A pneumologista Raquel Duarte considera que Portugal está numa fase em que é possível passar "para um nível com menos medidas restritivas", afirmando ser essencial "manter a vigilância".

A pneumologista Raquel Duarte, da ARS Norte e do Instituto de Saúde Pública da Universidade do Porto, defendeu, esta quarta-feira, o fim das limitações de acesso a espaços comerciais e discotecas, bem como a utilização das máscaras "em ambientes de risco" e o "ajuste das medidas ao risco".

O país conta com uma "boa cobertura vacinal e uma boa adesão às medidas de saúde pública". A incidência está também a diminuir e "a última onda não teve impacto significativo nos serviços de saúde", lembrou, alertando, no entanto, para algumas ameaças, como "a iniquidade no acesso à vacinação a nível mundial e novas variantes".

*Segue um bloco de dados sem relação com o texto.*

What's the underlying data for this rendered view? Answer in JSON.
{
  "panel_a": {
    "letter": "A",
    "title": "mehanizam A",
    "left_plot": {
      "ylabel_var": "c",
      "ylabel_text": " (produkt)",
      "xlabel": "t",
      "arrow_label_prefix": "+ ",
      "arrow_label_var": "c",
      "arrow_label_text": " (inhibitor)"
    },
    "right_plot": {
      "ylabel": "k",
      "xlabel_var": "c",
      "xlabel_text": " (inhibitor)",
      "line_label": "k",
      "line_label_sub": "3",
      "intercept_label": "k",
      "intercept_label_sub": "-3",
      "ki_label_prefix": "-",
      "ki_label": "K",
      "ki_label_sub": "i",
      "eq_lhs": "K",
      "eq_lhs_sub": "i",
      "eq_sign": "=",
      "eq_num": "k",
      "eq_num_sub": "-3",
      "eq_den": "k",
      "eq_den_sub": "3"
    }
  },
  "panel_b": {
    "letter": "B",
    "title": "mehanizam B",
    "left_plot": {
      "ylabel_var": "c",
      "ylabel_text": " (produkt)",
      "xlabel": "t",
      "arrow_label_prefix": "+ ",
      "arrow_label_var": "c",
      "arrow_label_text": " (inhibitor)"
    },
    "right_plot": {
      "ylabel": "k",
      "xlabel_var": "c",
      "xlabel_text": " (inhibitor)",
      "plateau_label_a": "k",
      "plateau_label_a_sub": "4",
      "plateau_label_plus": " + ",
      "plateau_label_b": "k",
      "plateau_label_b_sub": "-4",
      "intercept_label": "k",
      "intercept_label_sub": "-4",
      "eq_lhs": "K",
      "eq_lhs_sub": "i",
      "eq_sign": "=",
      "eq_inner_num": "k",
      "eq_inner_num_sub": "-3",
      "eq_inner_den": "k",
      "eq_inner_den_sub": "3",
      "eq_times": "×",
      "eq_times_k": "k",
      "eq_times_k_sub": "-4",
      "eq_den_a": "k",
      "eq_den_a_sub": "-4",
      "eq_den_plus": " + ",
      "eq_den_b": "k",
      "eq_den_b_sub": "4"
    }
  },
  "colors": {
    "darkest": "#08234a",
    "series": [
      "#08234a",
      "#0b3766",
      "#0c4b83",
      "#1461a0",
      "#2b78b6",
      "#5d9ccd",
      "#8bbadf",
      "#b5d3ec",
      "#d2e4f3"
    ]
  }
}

Em Portugal, está atualmente em vigor a testagem, o uso da máscara, a lotação dos espaços. Raquel Duarte recordou que as atividades "estão abertas", em "segurança".

Comparando com o contexto da União Europeia e Reino Unido, a especialista destacou que Portugal "é um dos países com menos medidas restritivas".

Assim, na reunião com os peritos no Infarmed, Raquel Duarte apresentou uma proposta de atuação face ao momento atual com "um nível de menos medidas restritivas".

No nível I, a especialista propôs que não haja mais limitações em acesso a estabelecimentos comerciais e discotecas. As máscaras devem ser utilizadas em locais fechados ou exteriores de grande densidade populacional.

No nível 0, Raquel Duarte considerou importante manter "um modelo de vigilância", mas "sem limitações" e "sem obrigatoriedade de uso de máscara". Aqui, a máscara deve ser utilizada apenas em caso de sintomas respiratórios ou de perceção de risco.

A pneumologista defendeu que Portugal deve passar às medidas de nível I com atualização quinzenal "para perceber se estamos em condições de progredir para o nível 0", tendo como base os indicadores da mortalidade e de internamento em cuidados intensivos.

Segundo Raquel Duarte, os próximos passos devem ser a monitorização, a vacinação, a ventilação, a utilização de máscara em ambiente de risco, a proteção dos mais vulneráveis e a preparação para novos surtos. A especialista avisou que vão existir novas variantes e novos surtos, sendo, por isso, essencial "manter a vigilância e ajustar as medidas ao risco".

"É preciso ritualizar comportamentos, não é aceitável descuidar a higienização das mãos, ou que não se mantenha distância ou não se use máscara se tivermos sintomas", finalizou.